Using the bit 7 example
- IBM 8-bit: bit 7 is in byte 0 and equal to 2^0
- IBM 16-bit: bit 7 is in byte o and equal to 2^8
- IBM 32-bit: bit 7 is in byte 0 and equal to 2^25
‐ MIPS 16-bit: bit 7 is in byte 1 and equal to 2^7
- MIPS 32-bit: bit 7 is in byte 3 and is equal to 2^7
- ARM 32-bit BE: bit 7 is in byte 0 and is equal to 2^31
Vs. every single LE system, regardless of word width
- bit N is in byte (N//8) and is equal to 2^N
(And of course none of these match how ethernet orders bits/bytes, but that's a different topic)
Not that it typically matters in a practical sense* (Unless you're writing to a register for a device)...
However I've always viewed Little Endian as 'bit 0' being on the left most / lowest part of the string of bits, but Big Endian 'bit 0' is all the way to the right / highest address of bits (but smallest order of power).
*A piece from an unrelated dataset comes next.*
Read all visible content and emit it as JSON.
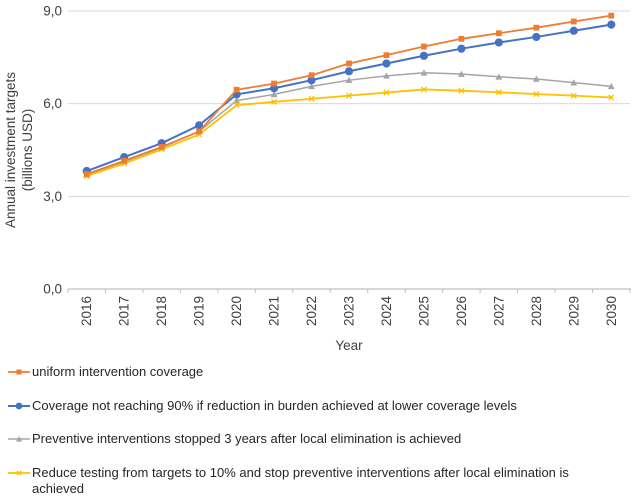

If encoding or decoding an analog value it makes sense to begin with the biggest bit first - but that mostly matters in a serial / output sense, not for machine word transfers which are (at least in that era were) parallel (today, of course, we have multiple high speed serial links between most chips, sometimes in parallel for wide paths).
Aside from the reduced complexity of aligned only access, forcing the bus to a machine word naturally also aligns / packs fractions of that word on RISC systems, which tended to be the big endian systems.
From that logical perspective it might even make sense to think of the RAM not in units of bytes but rather in units of whole machine words, which might be partly accessed by a fractional value.